Ostrożnie na początek

Początek spotkania był niezwykle wyrównany, a oba zespoły starały się narzucić swój styl i przejąć inicjatywę na boisku. Taka postawa sprawiła, że żadna ze stron nie zamierzała zbytnio się otworzyć, przez co gra toczyła się głównie w środkowej strefie boiska. Z biegiem czasu drużyny zaczęły tworzyć sytuacje zarówno pod jedną, jak i pod drugą bramką, jednak nie były wystarczająco skuteczne w swoich poczynaniach. W 9. minucie bliscy zdobycia pierwszej bramki byli goście, a konkretnie Vuk Sotirović, który jednak w ostatniej chwili został uprzedzony przez Sergeia Pareikę. To, co nie udało się Jagiellonii, powiodło się Wiślakom w 26. minucie. Z rzutu wolnego w pole karne dośrodkowywał Maor Melikson, piłkę na dalszy słupek strącił Osman Chávez, tam dopadł do niej Patryk Małecki, a przez niepewną interwencję Thiago Cionka futbolówka znalazła się pod nogami Andraža Kirma, który bez większych problemów wpakował ją do siatki i dał jednobramkowe prowadzenie swojej drużynie. Niedługo później Słoweniec znalazł się tuż przed bramką strzeżoną przez Grzegorza Sandomierskiego i po raz drugi mógł wpisać się na listę strzelców, jednak uderzył tuż obok słupka.  

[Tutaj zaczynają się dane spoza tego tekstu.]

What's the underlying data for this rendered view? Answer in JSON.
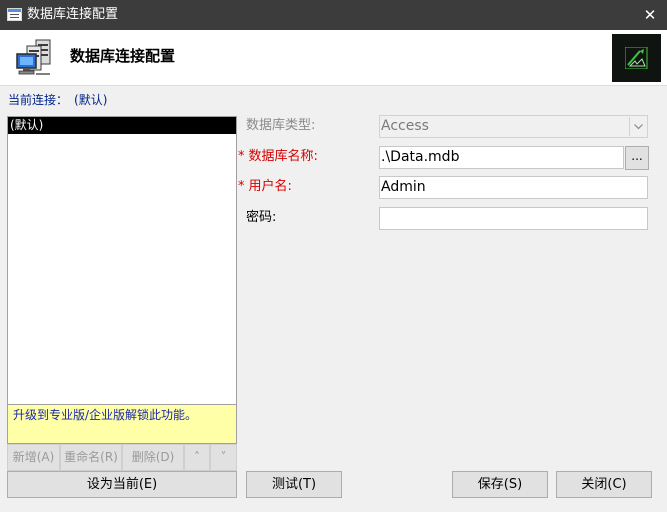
{
  "window": {
    "title": "数据库连接配置",
    "close_glyph": "✕"
  },
  "header": {
    "title": "数据库连接配置"
  },
  "current_connection": {
    "label": "当前连接：",
    "value": "(默认)"
  },
  "connection_list": {
    "items": [
      "(默认)"
    ]
  },
  "upgrade_notice": "升级到专业版/企业版解锁此功能。",
  "list_buttons": {
    "add": "新增(A)",
    "rename": "重命名(R)",
    "delete": "删除(D)",
    "up": "˄",
    "down": "˅"
  },
  "set_current_button": "设为当前(E)",
  "form": {
    "db_type": {
      "label": "数据库类型:",
      "value": "Access",
      "required": false,
      "disabled": true
    },
    "db_name": {
      "label": "数据库名称:",
      "value": ".\\Data.mdb",
      "required": true,
      "browse": "..."
    },
    "username": {
      "label": "用户名:",
      "value": "Admin",
      "required": true
    },
    "password": {
      "label": "密码:",
      "value": "",
      "required": false
    }
  },
  "required_mark": "*",
  "buttons": {
    "test": "测试(T)",
    "save": "保存(S)",
    "close": "关闭(C)"
  },
  "icons": {
    "window_icon": "db-window-icon",
    "header_icon": "database-servers-icon",
    "logo": "app-logo-icon",
    "dropdown": "chevron-down-icon"
  },
  "colors": {
    "titlebar": "#3c3c3c",
    "current_connection": "#00238c",
    "required": "#d80000",
    "upgrade_bg": "#ffffa8",
    "upgrade_text": "#1a2aa8",
    "logo_bg": "#101410",
    "logo_fg": "#3ec63e"
  }
}
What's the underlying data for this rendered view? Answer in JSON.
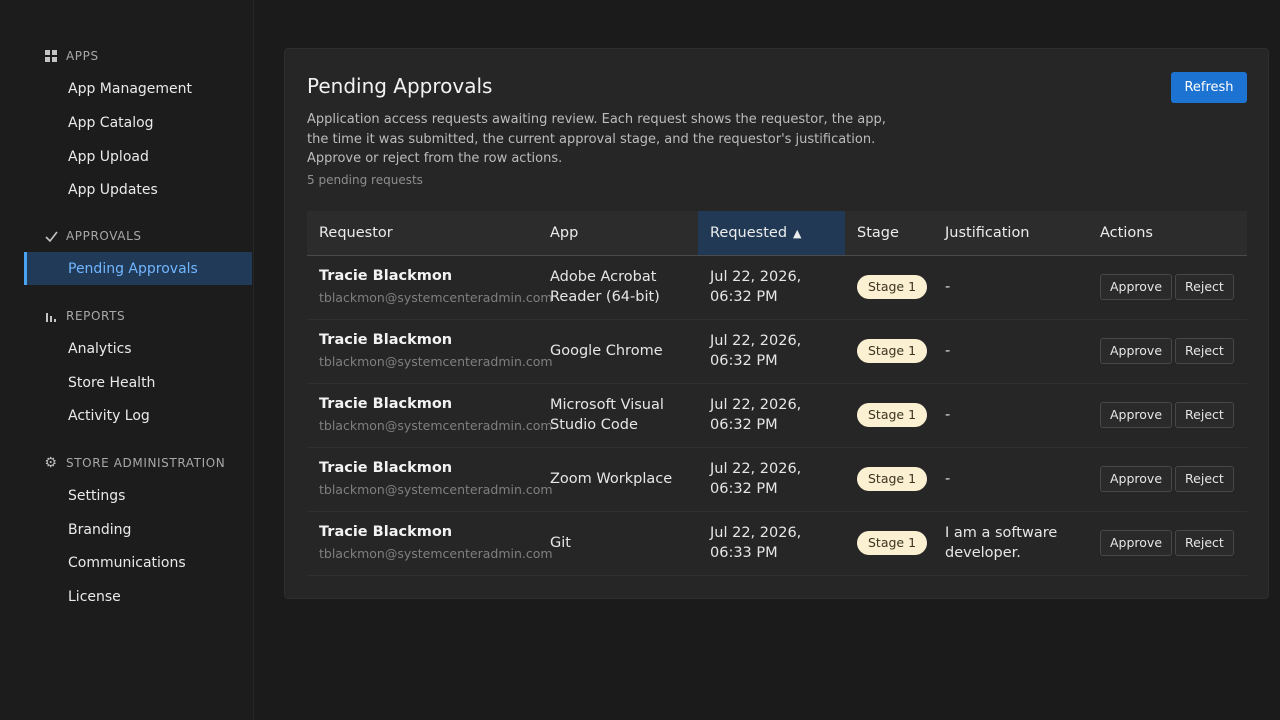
{
  "sidebar": {
    "sections": [
      {
        "title": "APPS",
        "icon": "grid-icon",
        "items": [
          "App Management",
          "App Catalog",
          "App Upload",
          "App Updates"
        ]
      },
      {
        "title": "APPROVALS",
        "icon": "check-icon",
        "items": [
          "Pending Approvals"
        ]
      },
      {
        "title": "REPORTS",
        "icon": "bar-chart-icon",
        "items": [
          "Analytics",
          "Store Health",
          "Activity Log"
        ]
      },
      {
        "title": "STORE ADMINISTRATION",
        "icon": "gear-icon",
        "items": [
          "Settings",
          "Branding",
          "Communications",
          "License"
        ]
      }
    ],
    "active_item": "Pending Approvals"
  },
  "main": {
    "title": "Pending Approvals",
    "refresh_label": "Refresh",
    "description": "Application access requests awaiting review. Each request shows the requestor, the app, the time it was submitted, the current approval stage, and the requestor's justification. Approve or reject from the row actions.",
    "count_text": "5 pending requests",
    "columns": [
      "Requestor",
      "App",
      "Requested",
      "Stage",
      "Justification",
      "Actions"
    ],
    "sort_indicator": "▲",
    "approve_label": "Approve",
    "reject_label": "Reject",
    "rows": [
      {
        "name": "Tracie Blackmon",
        "email": "tblackmon@systemcenteradmin.com",
        "app": "Adobe Acrobat Reader (64-bit)",
        "requested": "Jul 22, 2026, 06:32 PM",
        "stage": "Stage 1",
        "justification": "-"
      },
      {
        "name": "Tracie Blackmon",
        "email": "tblackmon@systemcenteradmin.com",
        "app": "Google Chrome",
        "requested": "Jul 22, 2026, 06:32 PM",
        "stage": "Stage 1",
        "justification": "-"
      },
      {
        "name": "Tracie Blackmon",
        "email": "tblackmon@systemcenteradmin.com",
        "app": "Microsoft Visual Studio Code",
        "requested": "Jul 22, 2026, 06:32 PM",
        "stage": "Stage 1",
        "justification": "-"
      },
      {
        "name": "Tracie Blackmon",
        "email": "tblackmon@systemcenteradmin.com",
        "app": "Zoom Workplace",
        "requested": "Jul 22, 2026, 06:32 PM",
        "stage": "Stage 1",
        "justification": "-"
      },
      {
        "name": "Tracie Blackmon",
        "email": "tblackmon@systemcenteradmin.com",
        "app": "Git",
        "requested": "Jul 22, 2026, 06:33 PM",
        "stage": "Stage 1",
        "justification": "I am a software developer."
      }
    ]
  },
  "colors": {
    "accent": "#1d73d1",
    "active_nav_bg": "#203a58",
    "active_nav_text": "#72b6ff",
    "stage_badge_bg": "#fbf0d2"
  }
}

Krok milowy w kierunku mistrzowskiej korony 

Po zmianie stron obraz gry nie uległ zmianie, bowiem to gracze spod Wawelu nadal byli stroną przeważającą, co starali się udokumentować. Swoje okazje miał między innymi Tsvetan Genkov, który najpierw posłał piłkę nad poprzeczką, jednak w 63. minucie bułgarski napastnik już się nie pomylił i wpakował piłkę do bramki, a asystę przy tym trafieniu zanotował wiślacki golkiper - Sergei Pareiko. Drużyna dowodzona przez trenera Michała Probierza nie zamierzała jednak łatwo składać broni i konsekwentnie dążyła do odrobienia strat. W 76. minucie w polu karnym gospodarzy nieprzepisowo zatrzymany został Tomasz Frankowski i sędzia wskazał na jedenasty metr. Do wykonywania rzutu karnego podszedł sam poszkodowany, który mocno uderzył, lecz świetną interwencją popisał się Pareiko i odbił strzał „Franka”. Białostoczanie poszukiwali jeszcze swoich szans, jednak wiślacka defensywa z estońskim bramkarzem na czele nie dała się zaskoczyć i w finalnym rozrachunku mecz zakończył się zwycięstwem Wisły Kraków, która pokonała Jagiellonię Białystok 2:0 i zrobiła milowy krok w kierunku mistrzowskiego tytułu. 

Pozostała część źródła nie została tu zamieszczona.